『ブラッド・ダイヤモンド』
Blood Diamond
ブラッドダイヤモンドの社会問題に斬り込むレオナルド・ディカプリオ。
公開:2006 年 時間:143分
製作国:アメリカ
スタッフ
監督: エドワード・ズウィック
キャスト
ダニー・アーチャー:
レオナルド・ディカプリオ
ソロモン・バンディー:
ジャイモン・フンスー
マディー・ボウエン:
ジェニファー・コネリー
勝手に評点:
(一見の価値はあり)
コンテンツ
あらすじ
内戦状態にあるアフリカのシエラレオネ共和国。漁師ソロモン(ジャイモン・フンスー)は妻子と暮らしていた村を反政府軍RUFに襲撃され、ダイヤ採掘場での労働を強制される。
ある日、彼は大粒で高価なピンク・ダイヤを発見するが政府軍が採掘場へ乱入。ソロモンは刑務所へ連行される前にダイヤを森に隠す。

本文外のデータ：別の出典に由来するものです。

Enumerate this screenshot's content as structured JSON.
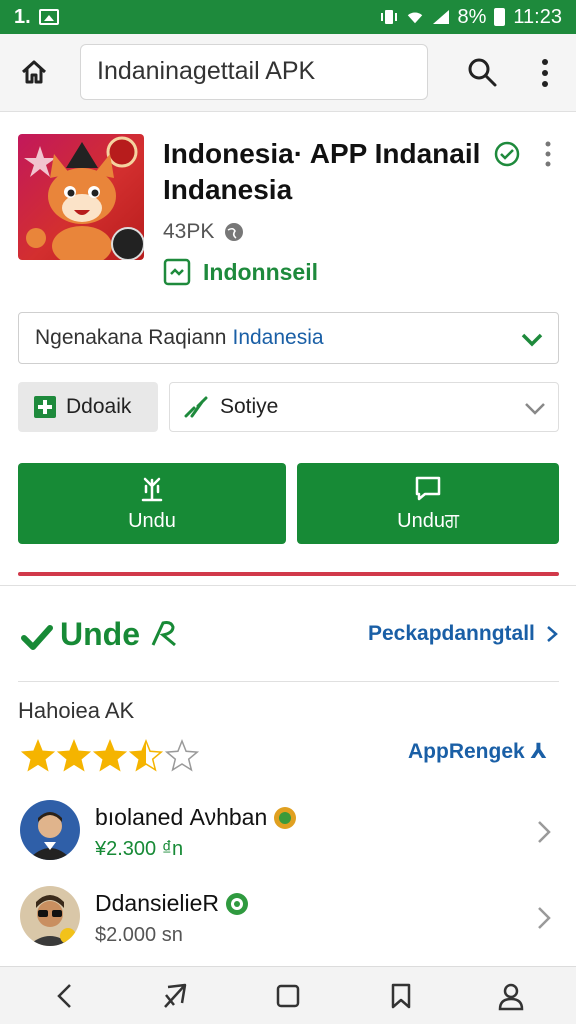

一方、同じ刑務所に投獄された密売人ダニー(レオナルド・ディカプリオ)は、ソロモンがピンク・ダイヤを見つけたと噂を聞き、ダイヤの引き渡しと条件に彼を釈放させようとする。
今更レビュー(ネタバレあり)
ブラッド・ダイヤモンドとは、紛争の資金源となるダイヤのことだ。
ダイヤを売った資金で武器を購入し、内戦が激化する。
舞台となっているシエラレオネでは内戦で、反政府軍が地元民を強制労働させたり、麻薬漬けで少年兵を仕立てたり、襲撃した村人の手足を切断したり、目を覆いたくなる惨劇が繰り広げられていた。
◇
映画が公開されてから10年以上が経過し、この惨状を改善させるべく新たな枠組みが制定されているようだ。
改善されたことを祈りたいが、映画はこの社会問題を真正面から取り上げた点で意義深い。

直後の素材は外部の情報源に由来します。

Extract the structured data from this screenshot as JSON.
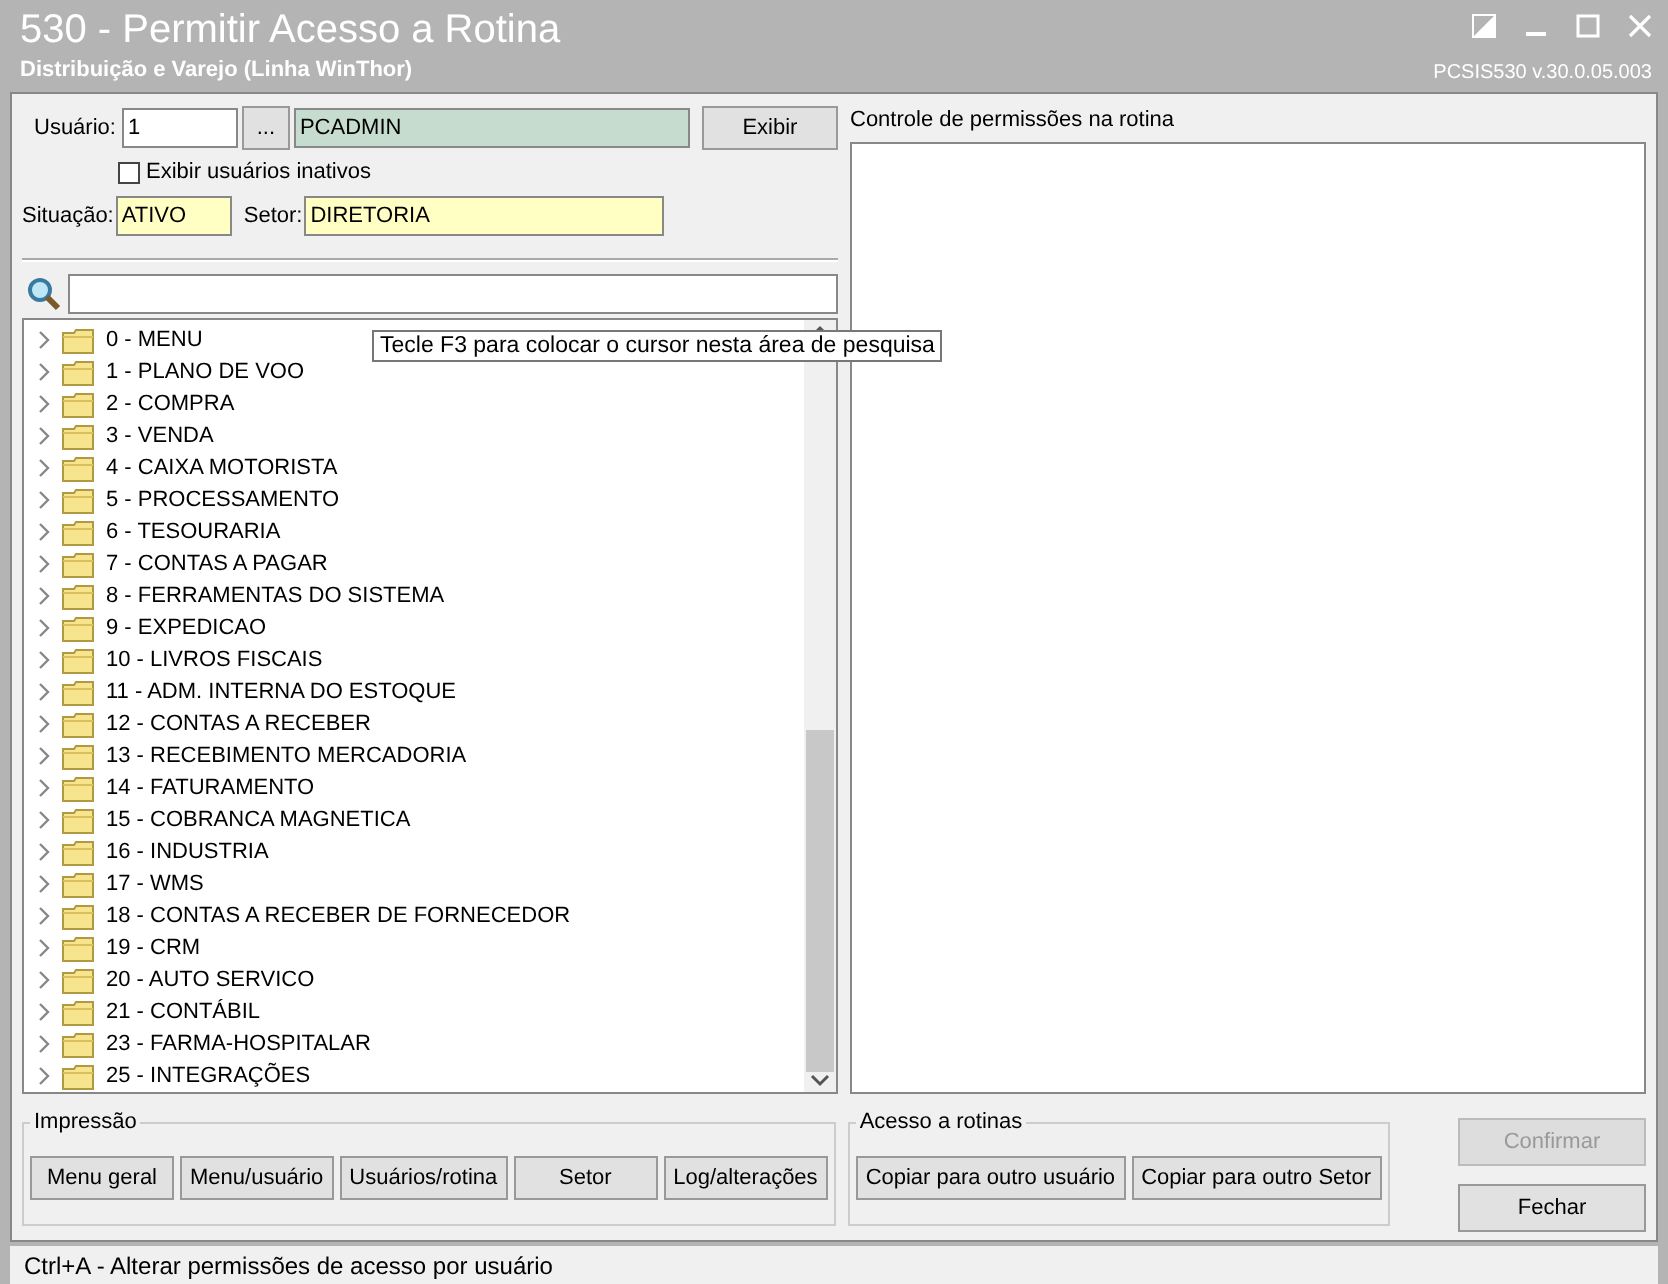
{
  "window": {
    "title": "530 - Permitir Acesso a Rotina",
    "subtitle": "Distribuição e Varejo (Linha WinThor)",
    "version": "PCSIS530  v.30.0.05.003"
  },
  "user": {
    "label": "Usuário:",
    "code": "1",
    "browse": "...",
    "name": "PCADMIN",
    "show_button": "Exibir"
  },
  "show_inactive": {
    "label": "Exibir usuários inativos",
    "checked": false
  },
  "status": {
    "label": "Situação:",
    "value": "ATIVO"
  },
  "sector": {
    "label": "Setor:",
    "value": "DIRETORIA"
  },
  "search": {
    "tooltip": "Tecle F3 para colocar o cursor nesta área de pesquisa"
  },
  "tree": [
    {
      "label": "0 - MENU",
      "expanded": false
    },
    {
      "label": "1 - PLANO DE VOO",
      "expanded": false
    },
    {
      "label": "2 - COMPRA",
      "expanded": false
    },
    {
      "label": "3 - VENDA",
      "expanded": false
    },
    {
      "label": "4 - CAIXA MOTORISTA",
      "expanded": false
    },
    {
      "label": "5 - PROCESSAMENTO",
      "expanded": false
    },
    {
      "label": "6 - TESOURARIA",
      "expanded": false
    },
    {
      "label": "7 - CONTAS A PAGAR",
      "expanded": false
    },
    {
      "label": "8 - FERRAMENTAS DO SISTEMA",
      "expanded": false
    },
    {
      "label": "9 - EXPEDICAO",
      "expanded": false
    },
    {
      "label": "10 - LIVROS FISCAIS",
      "expanded": false
    },
    {
      "label": "11 - ADM. INTERNA DO ESTOQUE",
      "expanded": false
    },
    {
      "label": "12 - CONTAS A RECEBER",
      "expanded": false
    },
    {
      "label": "13 - RECEBIMENTO MERCADORIA",
      "expanded": false
    },
    {
      "label": "14 - FATURAMENTO",
      "expanded": false
    },
    {
      "label": "15 - COBRANCA MAGNETICA",
      "expanded": false
    },
    {
      "label": "16 - INDUSTRIA",
      "expanded": false
    },
    {
      "label": "17 - WMS",
      "expanded": false
    },
    {
      "label": "18 - CONTAS A RECEBER DE FORNECEDOR",
      "expanded": false
    },
    {
      "label": "19 - CRM",
      "expanded": false
    },
    {
      "label": "20 - AUTO SERVICO",
      "expanded": false
    },
    {
      "label": "21 - CONTÁBIL",
      "expanded": false
    },
    {
      "label": "23 - FARMA-HOSPITALAR",
      "expanded": false
    },
    {
      "label": "25 - INTEGRAÇÕES",
      "expanded": false
    }
  ],
  "permissions": {
    "title": "Controle de permissões na rotina"
  },
  "printing": {
    "title": "Impressão",
    "buttons": [
      "Menu geral",
      "Menu/usuário",
      "Usuários/rotina",
      "Setor",
      "Log/alterações"
    ]
  },
  "access": {
    "title": "Acesso a rotinas",
    "buttons": [
      "Copiar para outro usuário",
      "Copiar para outro Setor"
    ]
  },
  "actions": [
    {
      "label": "Confirmar",
      "disabled": true
    },
    {
      "label": "Fechar",
      "disabled": false
    }
  ],
  "status_bar": "Ctrl+A - Alterar permissões de acesso por usuário"
}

フィクションでありレオナルド・ディカプリオが主演している以上、ある程度の脚色やエンタメ要素が入るのは仕方ないと思うが、それはほどよい具合に抑制されていたのではないか。
少なくとも、問題に真摯に向き合っている作品だった。
米国人女性ジャーナリストとして、ジェニファ―・コネリーが登場するが、けして状況を無視してレオと恋愛ムードに浸るような、浮世離れした展開ではない。
二人は互いに牽制し、利用しあう打算的な関係であったが、最後には恋愛関係とも呼べる信頼の絆がうまれる。
この映画の前後でレオナルド・ディカプリオの演技が比較できるほど記憶が定かではないが、本作あたりから、ただの二枚目俳優ではなく、重厚な役もこなせる役者に成長してきたのかもしれない。
◇
ソロモン(ジャイモン・フンスー)とその家族たちの存在によって、市民の悲痛な叫びはよりリアルなものに感じられた。
愛する息子が洗脳されて自分に銃口を向けるようになる衝撃は、想像を絶する。シャブ漬けの少年兵たちが、兵器で市民に発砲する姿は、悪夢でしかない。
マーベル映画慣れしてしまった身には、みんなが激しく争って取り合う<石>は、宙に浮いたり、激しく光ったりするものだと思ってしまう。
淡いピンクのガラスの破片のようなピンクダイヤモンドの原石は、いくら貴重なものとはいえ、ちょっと映像的には物足りなさを感じてしまった(かと言って光らせる訳にもいかないだろうが)。
◇
ラストでヴァン・デ・カープ社の金庫に格納されるところで、ようやくピンクダイヤが貴重な品にみえた。ヴァン・デ・カープ社は、デビアス社がモデルだろうか。
「婚約指輪は給料3か月分が目安です」とか「スイート・テン・ダイヤモンドだ!」とか、高いのを買わないと肩身の狭い、過酷な時代があったのを思い出す。